Thursday, October 20, 2016
SHG: Lesley Gore: "You Don't Own Me"
Lesley Gore: “You Don’t Own Me”
Entered the chart on: 1/11/1964
Peaked on: 2/1/1964
Weeks at #2: 3
Song at #1: “I Want to Hold Your Hand” by the Beatles
I really don’t think you could ask for a more symbolic representation of Pop Music’s Changing of the Guard than just a glance of that top 2. Lesley Gore basically handed the baton to the Beatles, allowing them to lead the charge for the rest of the decade.
Not that Lesley Gore had trouble racking up hits after this. The likes of Connie Francis and Frankie Avalon would never visit the charts again, but Lesley was still a star on the rise.
The “girl group” sound was still big business in early ’64. Lesley was sort of a one-girl reduction of the style, only instead of the Angels’ tales of being in love with the “bad boy,” her early singles were all mini-dramas on teenage romance.
And then there’s this, her fourth single and second biggest hit, the one where she asked producer Quincy Jones (yes, that Quincy Jones!) to provide her with something she could sink her teeth into. And damn if he didn’t come up with the goods!
Much has been made of the lyrics of this song, a powerful statement of female independence. I could point out that two men wrote it but I really don’t want to burst your bubble. Besides, this is really good! It drags you in immediately with the dramatic three-note guitar hook laid over the staccato piano chord pattern.
Really, this is all about Lesley. She really proves she’s no lightweight here, singing-wise. There’s no less than two key changes, and she really goes for the jugular with her vocal in the refrain. And did I mention she was only seventeen when she sang this? Wow!

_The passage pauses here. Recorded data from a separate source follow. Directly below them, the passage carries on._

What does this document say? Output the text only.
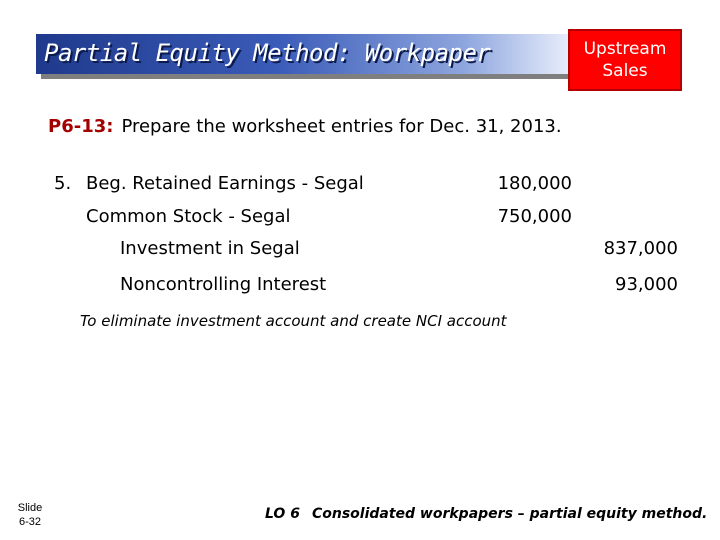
Partial Equity Method: Workpaper	Upstream
Sales
P6-13: Prepare the worksheet entries for Dec. 31, 2013.
5. Beg. Retained Earnings - Segal	180,000
Common Stock - Segal	750,000
Investment in Segal	837,000
Noncontrolling Interest	93,000
To eliminate investment account and create NCI account
Slide
6-32	LO 6 Consolidated workpapers – partial equity method.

It’s easy with the benefit of hindsight to say something like this was inevitable from the future hostess of PBS’ LGBT affairs program In the Life but at the time, this must have had jaws on the floor. Who would have guessed that the cute girl next door who sang about who had who’s class ring had hidden depths? Speaking of hidden depths, there’s some Lesley Gore albums that collectors know about that the general public don’t: 1972’s Someplace Else Now (her stab at the nascent “singer-songwriter” genre) and 1976’s Love Me by Name (her reunion with Quincy Jones, a very sophisticated adult pop-soul album).
In the meantime, there’s this, perhaps the shiniest gold nugget in her 60s discography.